Berbagai kebijakan dan program pun disiapkan. Demi memastikan program tepat sasaran, pemerintah membentuk Data Tunggal Sosial Ekonomi Nasional (DTSEN)
Selama setahun pemerintahan Prabowo, program yang paling mendapat sorotan adalah Makan Bergizi Gratis (MBG) yang mulai berjalan pada 6 Januari. MBG menyasar jutaan orang sebagai penerima manfaat terutama para pelajar. Untuk tahun 2026 saja, pemerintah menyiapkan dana Rp355 triliun.
Di bidang pendidikan, pemerintah mengembangkan Sekolah Rakyat bagi masyarakat dari desil terbawah. Lantas ada program renovasi 13 ribu sekolah dan 1.400 madrasah. Untuk perumahan, tersedia bantuan renovasi rumah dan Fasilitas Likuiditas Pembiayaan Perumahan (FLPP).
Di sektor ekonomi, Presiden Prabowo menyiapkan mega program Koperasi Merah Putih. Pemerintah menargetkan 80 ribu koperasi mulai beroperasi pada 2026.
“Kita bersyukur juga angka kemiskinan turun ke 8,47 persen. Saya diberitahu oleh para pakar, ini angka terendah sepanjang sejarah Republik Indonesia,” kata Presiden Prabowo saat memberikan arahan dalam Sidang Kabinet Paripurna pada 20 Oktober 2025, bertepatan 1 tahun pemerintahan Kabinet Merah Putih.
PEMBIAYAAN ULTRAMIKRO
Tentu, pemerintah tak bisa berjalan sendiri merealisasikan janji mengentaskan kemiskinan. Pemangku kepentingan harus terlibat termasuk dunia bisnis dan lembaga nonpemerintah.

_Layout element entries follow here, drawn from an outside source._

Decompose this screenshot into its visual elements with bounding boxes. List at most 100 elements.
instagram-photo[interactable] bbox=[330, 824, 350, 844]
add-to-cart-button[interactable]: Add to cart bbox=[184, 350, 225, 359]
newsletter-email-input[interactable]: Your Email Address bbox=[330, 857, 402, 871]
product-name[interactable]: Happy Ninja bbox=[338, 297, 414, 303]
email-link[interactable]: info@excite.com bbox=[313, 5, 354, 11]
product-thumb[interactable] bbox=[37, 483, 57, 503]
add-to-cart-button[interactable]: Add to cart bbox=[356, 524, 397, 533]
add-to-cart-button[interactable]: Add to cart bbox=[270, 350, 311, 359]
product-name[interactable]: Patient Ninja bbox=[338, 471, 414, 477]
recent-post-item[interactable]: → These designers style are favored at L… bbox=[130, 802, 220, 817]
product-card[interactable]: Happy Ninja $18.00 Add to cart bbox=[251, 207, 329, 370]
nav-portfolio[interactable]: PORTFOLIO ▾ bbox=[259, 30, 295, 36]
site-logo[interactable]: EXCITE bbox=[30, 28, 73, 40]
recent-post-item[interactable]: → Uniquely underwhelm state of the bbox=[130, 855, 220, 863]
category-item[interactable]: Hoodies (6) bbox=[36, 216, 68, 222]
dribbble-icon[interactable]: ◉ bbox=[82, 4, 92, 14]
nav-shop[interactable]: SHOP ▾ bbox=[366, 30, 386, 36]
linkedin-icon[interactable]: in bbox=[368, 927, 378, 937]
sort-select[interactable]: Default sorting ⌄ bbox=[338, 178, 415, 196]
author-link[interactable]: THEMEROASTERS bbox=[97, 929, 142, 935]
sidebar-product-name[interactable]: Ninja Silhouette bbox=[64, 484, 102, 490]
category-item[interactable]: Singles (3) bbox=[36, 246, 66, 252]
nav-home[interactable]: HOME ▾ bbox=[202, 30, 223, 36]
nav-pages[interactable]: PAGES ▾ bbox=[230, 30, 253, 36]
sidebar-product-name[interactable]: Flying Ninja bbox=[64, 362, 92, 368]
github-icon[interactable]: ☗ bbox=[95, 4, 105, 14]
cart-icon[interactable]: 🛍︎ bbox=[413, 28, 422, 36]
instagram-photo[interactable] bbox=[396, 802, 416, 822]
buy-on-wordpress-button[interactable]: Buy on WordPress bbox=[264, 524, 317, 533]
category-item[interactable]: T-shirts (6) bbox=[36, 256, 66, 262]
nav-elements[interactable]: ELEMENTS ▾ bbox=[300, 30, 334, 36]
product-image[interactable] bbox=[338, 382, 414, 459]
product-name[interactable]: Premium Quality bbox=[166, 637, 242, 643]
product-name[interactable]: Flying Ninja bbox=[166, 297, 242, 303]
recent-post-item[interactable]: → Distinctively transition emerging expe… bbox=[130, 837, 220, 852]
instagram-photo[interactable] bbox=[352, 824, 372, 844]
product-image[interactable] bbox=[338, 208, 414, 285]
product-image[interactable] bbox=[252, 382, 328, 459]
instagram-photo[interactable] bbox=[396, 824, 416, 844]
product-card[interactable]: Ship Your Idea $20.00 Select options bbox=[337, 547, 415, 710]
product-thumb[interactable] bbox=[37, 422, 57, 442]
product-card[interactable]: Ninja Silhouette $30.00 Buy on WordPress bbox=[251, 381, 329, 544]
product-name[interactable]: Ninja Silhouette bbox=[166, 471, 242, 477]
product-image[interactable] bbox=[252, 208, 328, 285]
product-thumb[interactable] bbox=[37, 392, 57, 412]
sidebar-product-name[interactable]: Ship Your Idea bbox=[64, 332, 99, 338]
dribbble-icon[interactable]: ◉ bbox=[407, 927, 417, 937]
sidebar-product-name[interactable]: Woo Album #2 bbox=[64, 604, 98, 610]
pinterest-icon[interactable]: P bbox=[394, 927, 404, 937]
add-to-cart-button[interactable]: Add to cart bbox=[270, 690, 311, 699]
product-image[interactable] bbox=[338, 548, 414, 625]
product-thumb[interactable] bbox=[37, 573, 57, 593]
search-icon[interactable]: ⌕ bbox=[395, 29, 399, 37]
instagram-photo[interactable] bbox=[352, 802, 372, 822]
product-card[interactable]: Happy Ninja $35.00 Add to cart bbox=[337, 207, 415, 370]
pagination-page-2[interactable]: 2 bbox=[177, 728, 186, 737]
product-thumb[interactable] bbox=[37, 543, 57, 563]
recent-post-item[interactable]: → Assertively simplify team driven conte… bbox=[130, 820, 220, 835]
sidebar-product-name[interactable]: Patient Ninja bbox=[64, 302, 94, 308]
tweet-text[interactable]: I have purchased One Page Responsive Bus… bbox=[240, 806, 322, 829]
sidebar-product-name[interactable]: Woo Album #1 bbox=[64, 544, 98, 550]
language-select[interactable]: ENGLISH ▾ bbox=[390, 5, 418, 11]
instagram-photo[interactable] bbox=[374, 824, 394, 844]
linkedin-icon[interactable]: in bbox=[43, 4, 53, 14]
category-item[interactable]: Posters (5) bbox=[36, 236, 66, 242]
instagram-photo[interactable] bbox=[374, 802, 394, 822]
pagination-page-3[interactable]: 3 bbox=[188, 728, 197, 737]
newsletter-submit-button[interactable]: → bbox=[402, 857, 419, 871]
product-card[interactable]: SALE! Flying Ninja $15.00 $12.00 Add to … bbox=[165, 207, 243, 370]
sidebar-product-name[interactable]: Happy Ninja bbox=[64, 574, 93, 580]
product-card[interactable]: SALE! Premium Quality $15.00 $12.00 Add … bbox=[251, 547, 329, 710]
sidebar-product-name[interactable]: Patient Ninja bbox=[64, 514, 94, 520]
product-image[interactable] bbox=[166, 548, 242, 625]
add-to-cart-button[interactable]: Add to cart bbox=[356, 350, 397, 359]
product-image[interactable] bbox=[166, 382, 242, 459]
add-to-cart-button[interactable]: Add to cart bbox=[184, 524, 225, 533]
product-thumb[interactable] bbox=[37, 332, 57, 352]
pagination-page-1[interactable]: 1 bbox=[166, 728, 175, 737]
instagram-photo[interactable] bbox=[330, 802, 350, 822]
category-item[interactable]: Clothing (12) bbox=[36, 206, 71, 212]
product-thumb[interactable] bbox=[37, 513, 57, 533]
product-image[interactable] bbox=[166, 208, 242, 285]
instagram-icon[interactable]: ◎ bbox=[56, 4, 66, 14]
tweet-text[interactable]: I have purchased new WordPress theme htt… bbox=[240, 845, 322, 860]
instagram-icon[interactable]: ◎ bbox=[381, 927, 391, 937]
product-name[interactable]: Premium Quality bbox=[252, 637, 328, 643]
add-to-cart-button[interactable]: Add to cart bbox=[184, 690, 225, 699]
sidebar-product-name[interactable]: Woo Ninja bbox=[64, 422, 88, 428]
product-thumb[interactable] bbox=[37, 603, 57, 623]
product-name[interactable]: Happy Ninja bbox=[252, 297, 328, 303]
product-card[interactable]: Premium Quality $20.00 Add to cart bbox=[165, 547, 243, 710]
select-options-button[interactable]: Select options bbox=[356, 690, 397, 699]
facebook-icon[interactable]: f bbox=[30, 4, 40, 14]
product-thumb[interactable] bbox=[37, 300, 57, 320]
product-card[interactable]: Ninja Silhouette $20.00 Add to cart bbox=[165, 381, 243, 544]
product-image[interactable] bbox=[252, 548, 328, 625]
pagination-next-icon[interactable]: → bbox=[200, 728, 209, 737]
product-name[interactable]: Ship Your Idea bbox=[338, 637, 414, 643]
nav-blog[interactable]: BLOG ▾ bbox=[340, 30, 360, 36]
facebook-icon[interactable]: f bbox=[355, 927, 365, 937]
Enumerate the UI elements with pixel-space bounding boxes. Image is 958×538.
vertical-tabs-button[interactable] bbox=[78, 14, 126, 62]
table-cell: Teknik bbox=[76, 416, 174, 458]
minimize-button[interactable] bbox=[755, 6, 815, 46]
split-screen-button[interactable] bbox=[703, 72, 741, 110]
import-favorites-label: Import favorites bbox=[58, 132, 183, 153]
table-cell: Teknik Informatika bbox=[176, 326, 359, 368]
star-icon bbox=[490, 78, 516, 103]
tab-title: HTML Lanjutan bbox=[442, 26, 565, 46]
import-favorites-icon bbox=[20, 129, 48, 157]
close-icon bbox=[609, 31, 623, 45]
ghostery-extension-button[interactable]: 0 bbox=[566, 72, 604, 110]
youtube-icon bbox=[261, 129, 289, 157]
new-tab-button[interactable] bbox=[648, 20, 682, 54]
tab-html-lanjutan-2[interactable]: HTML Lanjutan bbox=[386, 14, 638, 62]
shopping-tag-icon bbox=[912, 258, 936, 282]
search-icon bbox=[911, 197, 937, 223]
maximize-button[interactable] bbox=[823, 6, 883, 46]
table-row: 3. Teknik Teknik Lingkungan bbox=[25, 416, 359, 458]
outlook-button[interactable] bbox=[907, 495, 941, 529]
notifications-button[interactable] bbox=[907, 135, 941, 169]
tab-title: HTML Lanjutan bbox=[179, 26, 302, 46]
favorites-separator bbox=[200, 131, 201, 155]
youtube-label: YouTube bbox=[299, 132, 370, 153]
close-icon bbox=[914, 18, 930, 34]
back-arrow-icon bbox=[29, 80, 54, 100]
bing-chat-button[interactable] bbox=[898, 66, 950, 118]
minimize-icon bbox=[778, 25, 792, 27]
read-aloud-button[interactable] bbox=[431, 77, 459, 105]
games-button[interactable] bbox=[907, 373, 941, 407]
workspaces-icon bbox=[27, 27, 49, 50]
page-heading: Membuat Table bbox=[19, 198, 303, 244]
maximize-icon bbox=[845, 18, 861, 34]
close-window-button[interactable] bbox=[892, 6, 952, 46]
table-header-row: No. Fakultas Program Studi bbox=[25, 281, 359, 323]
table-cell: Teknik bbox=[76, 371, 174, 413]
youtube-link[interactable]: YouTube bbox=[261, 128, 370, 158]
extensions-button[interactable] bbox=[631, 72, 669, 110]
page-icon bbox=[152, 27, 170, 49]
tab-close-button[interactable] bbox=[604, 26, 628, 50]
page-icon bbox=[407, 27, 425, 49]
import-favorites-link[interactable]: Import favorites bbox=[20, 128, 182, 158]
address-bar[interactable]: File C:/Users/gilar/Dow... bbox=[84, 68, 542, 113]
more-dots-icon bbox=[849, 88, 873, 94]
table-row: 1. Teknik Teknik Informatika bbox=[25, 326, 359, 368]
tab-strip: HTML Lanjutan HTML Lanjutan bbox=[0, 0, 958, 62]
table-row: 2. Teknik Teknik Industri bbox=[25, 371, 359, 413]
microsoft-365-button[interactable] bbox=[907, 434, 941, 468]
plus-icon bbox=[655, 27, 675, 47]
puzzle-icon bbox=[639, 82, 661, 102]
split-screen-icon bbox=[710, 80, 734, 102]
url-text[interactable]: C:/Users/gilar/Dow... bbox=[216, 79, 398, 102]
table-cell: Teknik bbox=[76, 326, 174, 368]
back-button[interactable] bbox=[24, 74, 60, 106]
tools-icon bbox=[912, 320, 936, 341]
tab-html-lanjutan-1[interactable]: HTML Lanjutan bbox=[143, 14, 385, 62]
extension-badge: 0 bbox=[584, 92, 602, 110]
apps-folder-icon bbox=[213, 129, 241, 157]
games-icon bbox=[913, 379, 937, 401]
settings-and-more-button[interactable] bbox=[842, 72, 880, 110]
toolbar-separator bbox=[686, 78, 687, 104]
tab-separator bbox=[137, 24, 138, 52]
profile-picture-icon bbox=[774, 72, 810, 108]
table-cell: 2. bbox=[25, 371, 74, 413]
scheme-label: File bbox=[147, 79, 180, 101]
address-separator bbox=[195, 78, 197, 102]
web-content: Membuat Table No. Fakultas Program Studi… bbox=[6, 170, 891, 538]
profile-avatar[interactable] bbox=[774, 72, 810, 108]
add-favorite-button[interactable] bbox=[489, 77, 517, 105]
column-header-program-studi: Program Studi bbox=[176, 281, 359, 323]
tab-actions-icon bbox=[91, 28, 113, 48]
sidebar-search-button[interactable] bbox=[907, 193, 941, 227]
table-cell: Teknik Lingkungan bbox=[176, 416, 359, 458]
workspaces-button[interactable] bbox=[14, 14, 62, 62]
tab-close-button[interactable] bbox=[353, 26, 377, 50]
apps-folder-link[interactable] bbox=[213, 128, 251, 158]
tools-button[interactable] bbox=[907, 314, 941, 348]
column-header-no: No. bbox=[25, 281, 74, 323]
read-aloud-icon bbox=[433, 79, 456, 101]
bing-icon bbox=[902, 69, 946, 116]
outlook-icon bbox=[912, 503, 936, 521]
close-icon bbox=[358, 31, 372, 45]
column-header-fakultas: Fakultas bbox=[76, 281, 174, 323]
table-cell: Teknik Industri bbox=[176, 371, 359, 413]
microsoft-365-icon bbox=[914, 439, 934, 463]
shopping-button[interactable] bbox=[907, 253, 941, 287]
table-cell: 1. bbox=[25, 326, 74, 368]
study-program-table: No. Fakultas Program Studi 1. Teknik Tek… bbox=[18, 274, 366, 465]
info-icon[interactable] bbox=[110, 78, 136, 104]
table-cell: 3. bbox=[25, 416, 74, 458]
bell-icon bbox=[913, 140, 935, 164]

Salah satu jenis usaha yang bersentuhan langsung dengan masyarakat paling bawah adalah pembiayaan ultramikro.
Ekonom memandang pemerintah perlu mendorong pembiayaan ultramikro lebih masif agar menjadi bagian dari upaya mengentaskan kemiskinan yang menjadi program prioritas Kabinet Merah Putih.
Chief Economist The Indonesia Economic Intelligence (IEI) Sunarsip mengatakan kehadiran model pembiayaan ultramikro itu mengisi ceruk ekonomi yang tidak dijangkau oleh sumber pendanaan dengan pendekatan konvesional seperti bank.
Fokus lembaga pembiayaan ultramikro memang pada segmen kelompok masyarakat yang unbankable. Ceruk itu, kata dia, selama ini diisi oleh keberadaan renternir yang justru kerap memberikan dampak negatif kepada masyarakat.
Peran pembiayaan ultramikro seperti yang dijalankan BUMN PT Permodalan Nasional Madani (PNM) juga memiliki misi pemberdayaan kepada kelompok bawah tidak sekadar menyalurkan pembiayaan.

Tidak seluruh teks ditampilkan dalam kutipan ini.